Jusqu’au 6 juin, la sublime rotonde du Musée national des arts asiatiques se pare délicatement de rouge. Fil à fil, l’artiste Chiharu Shiota, détentrice cette année de la très convoitée Carte blanche de Guimet, tisse une immense toile autour d’un socle blanc sur lequel est disposé du tout petit mobilier. Mini-chaises, mini-canap’ et même mini-vaisselle se voient pris au piège dans une nasse presque inquiétante. L'œuvre n’a que faire des échelles, faisant des grands écarts entre création monumentale et art de la miniature.

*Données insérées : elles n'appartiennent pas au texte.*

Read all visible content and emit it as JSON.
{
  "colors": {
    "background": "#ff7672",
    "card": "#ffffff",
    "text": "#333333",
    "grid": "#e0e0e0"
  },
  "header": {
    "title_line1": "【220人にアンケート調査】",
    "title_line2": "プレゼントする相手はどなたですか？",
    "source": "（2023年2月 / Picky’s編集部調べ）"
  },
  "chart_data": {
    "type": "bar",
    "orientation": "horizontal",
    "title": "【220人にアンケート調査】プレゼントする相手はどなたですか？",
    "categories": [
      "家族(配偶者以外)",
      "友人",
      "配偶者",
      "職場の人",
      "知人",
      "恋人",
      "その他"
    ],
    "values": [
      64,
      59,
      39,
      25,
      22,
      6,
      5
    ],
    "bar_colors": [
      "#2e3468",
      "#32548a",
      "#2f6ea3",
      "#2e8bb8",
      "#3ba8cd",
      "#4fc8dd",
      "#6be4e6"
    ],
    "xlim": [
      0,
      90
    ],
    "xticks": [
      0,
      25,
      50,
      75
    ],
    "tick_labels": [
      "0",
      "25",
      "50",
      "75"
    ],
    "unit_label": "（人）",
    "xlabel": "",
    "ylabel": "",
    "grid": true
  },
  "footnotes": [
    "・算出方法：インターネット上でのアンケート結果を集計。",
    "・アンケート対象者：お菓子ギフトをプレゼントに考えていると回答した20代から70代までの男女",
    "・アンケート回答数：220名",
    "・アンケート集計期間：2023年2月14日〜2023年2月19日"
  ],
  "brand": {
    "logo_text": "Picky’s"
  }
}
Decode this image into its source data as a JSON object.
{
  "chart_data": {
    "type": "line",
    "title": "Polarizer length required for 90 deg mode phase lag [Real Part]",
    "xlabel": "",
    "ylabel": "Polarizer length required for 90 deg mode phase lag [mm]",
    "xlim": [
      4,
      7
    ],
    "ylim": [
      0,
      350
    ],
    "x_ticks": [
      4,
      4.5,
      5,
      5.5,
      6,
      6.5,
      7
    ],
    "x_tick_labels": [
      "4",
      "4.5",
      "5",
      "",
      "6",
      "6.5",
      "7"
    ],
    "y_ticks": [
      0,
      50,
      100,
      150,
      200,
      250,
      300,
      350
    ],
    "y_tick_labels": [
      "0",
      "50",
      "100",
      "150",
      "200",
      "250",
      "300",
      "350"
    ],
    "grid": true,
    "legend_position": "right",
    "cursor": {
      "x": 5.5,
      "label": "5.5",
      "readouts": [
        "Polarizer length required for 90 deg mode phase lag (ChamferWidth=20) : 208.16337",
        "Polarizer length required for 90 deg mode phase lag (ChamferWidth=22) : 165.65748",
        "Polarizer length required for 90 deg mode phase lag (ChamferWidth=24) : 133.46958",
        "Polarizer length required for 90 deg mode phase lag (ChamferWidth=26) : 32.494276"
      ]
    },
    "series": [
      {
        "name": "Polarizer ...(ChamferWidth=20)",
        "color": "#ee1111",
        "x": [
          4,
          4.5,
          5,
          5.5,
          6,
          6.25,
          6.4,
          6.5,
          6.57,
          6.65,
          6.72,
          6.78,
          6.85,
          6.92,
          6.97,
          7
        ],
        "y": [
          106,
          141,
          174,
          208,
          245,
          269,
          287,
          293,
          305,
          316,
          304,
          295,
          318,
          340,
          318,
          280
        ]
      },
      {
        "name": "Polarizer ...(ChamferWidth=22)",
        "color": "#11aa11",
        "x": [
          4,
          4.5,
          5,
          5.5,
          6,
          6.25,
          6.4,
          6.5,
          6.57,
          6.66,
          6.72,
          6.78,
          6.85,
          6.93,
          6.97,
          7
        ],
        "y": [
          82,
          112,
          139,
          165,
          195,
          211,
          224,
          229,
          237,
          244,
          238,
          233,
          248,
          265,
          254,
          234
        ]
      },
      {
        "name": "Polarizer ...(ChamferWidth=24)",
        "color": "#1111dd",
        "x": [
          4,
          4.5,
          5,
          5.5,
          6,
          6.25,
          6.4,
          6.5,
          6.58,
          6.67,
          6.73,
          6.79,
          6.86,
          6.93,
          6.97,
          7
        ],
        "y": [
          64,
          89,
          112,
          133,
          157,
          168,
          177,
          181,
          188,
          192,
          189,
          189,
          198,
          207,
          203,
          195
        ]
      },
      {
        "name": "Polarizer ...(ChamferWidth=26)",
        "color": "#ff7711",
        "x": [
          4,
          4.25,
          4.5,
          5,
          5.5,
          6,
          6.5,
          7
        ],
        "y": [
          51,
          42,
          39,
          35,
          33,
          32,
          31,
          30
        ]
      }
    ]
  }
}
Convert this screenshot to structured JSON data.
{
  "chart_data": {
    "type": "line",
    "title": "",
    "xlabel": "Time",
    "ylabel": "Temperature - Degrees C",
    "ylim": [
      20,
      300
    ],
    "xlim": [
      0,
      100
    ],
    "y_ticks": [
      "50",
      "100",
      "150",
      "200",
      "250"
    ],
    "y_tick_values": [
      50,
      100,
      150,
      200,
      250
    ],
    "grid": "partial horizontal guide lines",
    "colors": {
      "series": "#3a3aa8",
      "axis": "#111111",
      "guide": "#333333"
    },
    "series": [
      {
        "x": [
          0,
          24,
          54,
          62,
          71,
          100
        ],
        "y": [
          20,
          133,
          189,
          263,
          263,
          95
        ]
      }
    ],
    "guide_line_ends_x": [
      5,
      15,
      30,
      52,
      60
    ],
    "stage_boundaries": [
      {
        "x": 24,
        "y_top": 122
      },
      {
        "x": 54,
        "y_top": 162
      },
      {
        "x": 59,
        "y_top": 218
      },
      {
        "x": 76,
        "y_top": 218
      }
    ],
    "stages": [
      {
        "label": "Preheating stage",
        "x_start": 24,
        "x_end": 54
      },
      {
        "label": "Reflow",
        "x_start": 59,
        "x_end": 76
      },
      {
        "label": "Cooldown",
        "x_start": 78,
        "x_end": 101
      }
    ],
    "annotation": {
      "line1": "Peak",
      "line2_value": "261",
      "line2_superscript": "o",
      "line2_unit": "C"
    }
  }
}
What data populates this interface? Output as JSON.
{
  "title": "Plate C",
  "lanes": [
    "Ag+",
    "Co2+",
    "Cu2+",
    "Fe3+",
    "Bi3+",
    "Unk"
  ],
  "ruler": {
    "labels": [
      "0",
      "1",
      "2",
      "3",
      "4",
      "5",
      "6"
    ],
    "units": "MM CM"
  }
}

L’artiste qui tire les ficelles conçoit son œuvre comme une métaphore de nos relations sociales, plutôt mises à mal par le Covid. Pour sa première expo française, Chiharu Shiota (qui a représenté le Japon en 2015 lors de la Biennale de Venise) revient sur l’anxiété qu’a provoqué chez elle le confinement grâce à un procédé digne de celui d’un arachnide, renfermant un foyer habituellement chaleureux dans un oppressant cocon. Prise au piège comme une mouche dans la toile d’une araignée, elle est alors devenue la triste habitante d’une maison de poupée, trop petite pour s’épanouir. La multitude de fils contribue aussi à symboliser la barrière tactile qui nous a été imposée depuis 2019 (coucou les masques), nous empêchant de saisir les petits objets qui y sont emprisonnés.
L'œuvre est aussi saisissante visuellement qu’intellectuellement, et l’on se plaît à scruter le moindre des artefacts un à un, les entrelacs de fils écarlates et le chemin qu’ils parcourent. On se laisse hypnotiser par les motifs et la multitude de détails de l'œuvre jusqu’à perdre la notion du temps, quitte à se soumettre à une lobotomie pas si inconfortable que ça. Un peu à la manière des multiples confinements qu’on a enchaînés, finalement. Un travail d’une poésie et d’une finesse rares.